Samuel Rutherford declares the little treatise to be "a rude, foolish and unlearned Pamphlet of late penned and changing, as Familists and Antinomians doe, Scripture and God and Christ into metaphores and vaine Allegories."[87] The comment of this good man is honest and sincere, but of value only as revealing the mental attitude of himself. Here the representative of the old system was speaking out of the past and condemning a dawning movement which with his apperceiving material he could not understand, but which was in a few years to have extraordinary expansion and which, when it should in time become defecated through discipline and spiritual travail, was destined to speak to the condition of many minds to whom Rutherford's "notions" have become only empty words.
IV
A beautiful little anonymous book of this period, containing a similar conception of Christianity to that set forth in the writings of Everard and Randall, must be briefly considered here: The Life and Light of a Man in Christ Jesus (London, 1646). The writer, who was a scholarly man, shows the profound influence of the Theologia Germanica, that universal book of religion which {264} fed so many souls in the sixteenth and seventeenth centuries, and he has evidently found, either at home or abroad, spiritual guides who have brought him to the Day-star in his own heart.

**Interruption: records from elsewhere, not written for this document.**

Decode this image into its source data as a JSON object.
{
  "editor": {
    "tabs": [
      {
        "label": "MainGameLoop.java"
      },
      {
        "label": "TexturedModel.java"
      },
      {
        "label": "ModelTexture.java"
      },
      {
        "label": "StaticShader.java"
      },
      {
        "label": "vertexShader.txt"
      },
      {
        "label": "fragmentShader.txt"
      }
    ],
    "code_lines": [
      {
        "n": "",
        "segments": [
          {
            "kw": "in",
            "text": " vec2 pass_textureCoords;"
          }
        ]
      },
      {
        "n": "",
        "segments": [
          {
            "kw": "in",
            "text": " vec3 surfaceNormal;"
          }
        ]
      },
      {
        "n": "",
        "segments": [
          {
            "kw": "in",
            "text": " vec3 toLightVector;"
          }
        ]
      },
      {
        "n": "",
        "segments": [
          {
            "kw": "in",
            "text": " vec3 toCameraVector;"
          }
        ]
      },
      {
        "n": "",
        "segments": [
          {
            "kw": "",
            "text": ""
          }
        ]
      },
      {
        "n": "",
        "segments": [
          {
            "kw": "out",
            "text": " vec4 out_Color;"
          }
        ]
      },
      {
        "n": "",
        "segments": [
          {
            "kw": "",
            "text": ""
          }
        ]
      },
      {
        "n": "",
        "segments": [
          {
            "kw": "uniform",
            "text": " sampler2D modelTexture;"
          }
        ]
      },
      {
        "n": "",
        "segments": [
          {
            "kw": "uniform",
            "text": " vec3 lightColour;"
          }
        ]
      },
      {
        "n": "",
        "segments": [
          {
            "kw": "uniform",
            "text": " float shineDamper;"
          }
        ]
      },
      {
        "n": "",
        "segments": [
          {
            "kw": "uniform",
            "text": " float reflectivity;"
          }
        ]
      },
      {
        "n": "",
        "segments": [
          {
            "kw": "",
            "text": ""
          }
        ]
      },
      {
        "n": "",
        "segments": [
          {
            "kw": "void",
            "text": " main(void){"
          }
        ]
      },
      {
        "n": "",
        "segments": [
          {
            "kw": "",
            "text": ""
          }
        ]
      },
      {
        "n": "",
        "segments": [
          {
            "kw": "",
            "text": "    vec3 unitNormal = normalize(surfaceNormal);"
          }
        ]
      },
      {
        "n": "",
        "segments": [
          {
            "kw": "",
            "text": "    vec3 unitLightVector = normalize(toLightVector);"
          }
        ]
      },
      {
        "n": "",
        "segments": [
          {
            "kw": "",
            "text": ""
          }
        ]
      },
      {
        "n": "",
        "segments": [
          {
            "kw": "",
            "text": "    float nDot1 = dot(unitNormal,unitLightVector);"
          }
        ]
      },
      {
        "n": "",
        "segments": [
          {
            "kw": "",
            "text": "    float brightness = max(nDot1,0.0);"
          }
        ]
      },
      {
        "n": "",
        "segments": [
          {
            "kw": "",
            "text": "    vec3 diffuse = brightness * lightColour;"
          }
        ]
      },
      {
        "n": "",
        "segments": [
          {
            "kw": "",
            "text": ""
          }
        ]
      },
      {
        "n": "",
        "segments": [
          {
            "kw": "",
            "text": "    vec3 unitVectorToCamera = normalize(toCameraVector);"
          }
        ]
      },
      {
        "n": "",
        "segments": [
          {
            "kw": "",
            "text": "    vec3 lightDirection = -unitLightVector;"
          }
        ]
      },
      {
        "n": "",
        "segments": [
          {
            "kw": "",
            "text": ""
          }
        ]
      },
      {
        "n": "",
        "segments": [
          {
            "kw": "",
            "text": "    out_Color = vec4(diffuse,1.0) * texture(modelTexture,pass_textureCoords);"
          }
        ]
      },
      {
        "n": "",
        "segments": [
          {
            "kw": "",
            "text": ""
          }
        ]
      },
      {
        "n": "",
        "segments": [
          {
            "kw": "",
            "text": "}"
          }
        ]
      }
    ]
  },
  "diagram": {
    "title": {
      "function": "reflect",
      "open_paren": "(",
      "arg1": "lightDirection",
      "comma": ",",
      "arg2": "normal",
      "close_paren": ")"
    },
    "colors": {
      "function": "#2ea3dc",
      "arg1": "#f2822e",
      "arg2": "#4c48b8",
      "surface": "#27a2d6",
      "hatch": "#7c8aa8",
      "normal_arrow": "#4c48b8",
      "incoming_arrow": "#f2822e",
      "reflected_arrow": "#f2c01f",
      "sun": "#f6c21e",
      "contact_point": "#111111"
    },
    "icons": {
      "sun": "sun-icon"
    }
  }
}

Religion, he says, is wholly a matter of the "operative manifestation of Christ in a man—the divine Spirit living in a man."[88] To miss that experience and to lack that inner life in God is to miss the very heart of religion. "There be many and diverse Religions and Baptisms among many and diverse peoples of the habitable world, but to be baptized as a man in Christ—that is to be baptized into the living, active God, so that the man has his salvation and eternal well-being wrought in him by the Spirit and life of his God—is the only best."[89] Those who lack "this real spiritual business" never attain "the true Sabbath-rest of the soul." They go to meeting on "Sunday, Sabbath or First day [sic] merely to hear such or such a rare divine preach or discourse, or to participate in such or such Ordinances."[90] They have "an artificiall, historicall Divinity [Theology] which they have attained by the eye, that is by reading books, or by the ears, that is, by hearing this or that man, or by gathering up expressions"—their religion rests on "knowledge" and not on Christ experienced within.[91] This external religion is not so much wrong as it is inadequate and immature. "It is," he says, "like unto young children, who with shells and little stones imitate a real building!"[92] The religion which carries a man beyond shadows to true realities and from the cockle-shell house to a permanent and eternal temple for the Spirit is the religion which finds Christ within as the Day-star in the man's own heart.[93]

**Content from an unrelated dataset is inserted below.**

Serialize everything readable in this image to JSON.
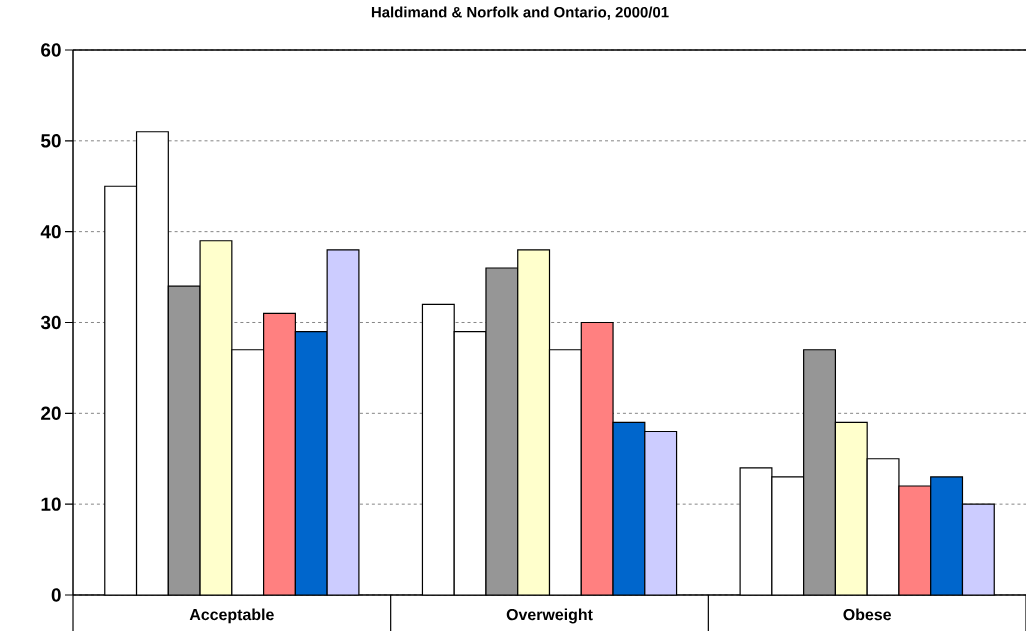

There is throughout this simple little book a noble appreciation of love as the "supream good" for the soul. "The God of infinite goodness and eternal love" is a kind of refrain which bursts forth in these pages again {265} and again. Love in us is, he thinks, "a sparkle of that immense and infinite Love of the King and Lord of Love."[94] Salvation and eternal well-being consist for him in the formation of a life "consecrated and united unto the true Light and Love of Christ." The man who has this Life within him will always be willing and glad when the time comes "to returne againe into the bosome of his heavenly Father-God."[95] And not only is the man who has the Life of Christ in him harmonized in love upwardly toward God; he is also harmonized outwardly towards his fellows. "He is a member with all other men, with the good as a lowly-minded disciple to them; with those that are not in Christ, as a deare, sympathizing helper, doing his utmost to do them good."[96] He has written his "little Treatise," he says, "as a love-token from the Father" to help lead men out of the "darke pits of the world's darkness" into the full Light of the soul's day-dawn.
The book lacks the robustness and depth that are so clearly in evidence in most of the writings that have been dealt with in this volume, but there is a beauty, a simplicity, a sweetness, a sincerity born of experience, which give this book an unusual flavour and perfume. The writer says that there is "an endless battle between the Seed of the woman and the seed of the serpent," but one feels that he has fought the battle through and won. He says that "a man should be unto God what a house is to a man," i.e. a man should be a habitation of the living God, and the reader feels that this man has made himself a habitation for the divine presence within. He says if you want spiritual help you must go to a "man who has skill in God," and one lays down his slender book feeling assured that, out of the experience of Christ in his own soul, he did have "skill in God," so that he could speak to the condition of others. There was at least one man in England in 1646 who knew that the true source and basis of religion was to be found in the experience of Christ within and not in theological notions of Him.
[1] The Italian titles of these two books are Alfabeto Christiana (1546) and Le Cento et dieci divine Considerationi (1550).
[2] A Survey of the Spiritual Antichrist (1648), p. 164.
[3] Ibid. p. 319.
[4] Epistle Dedicatory to Some Gospel Treasures Opened (London, 1653).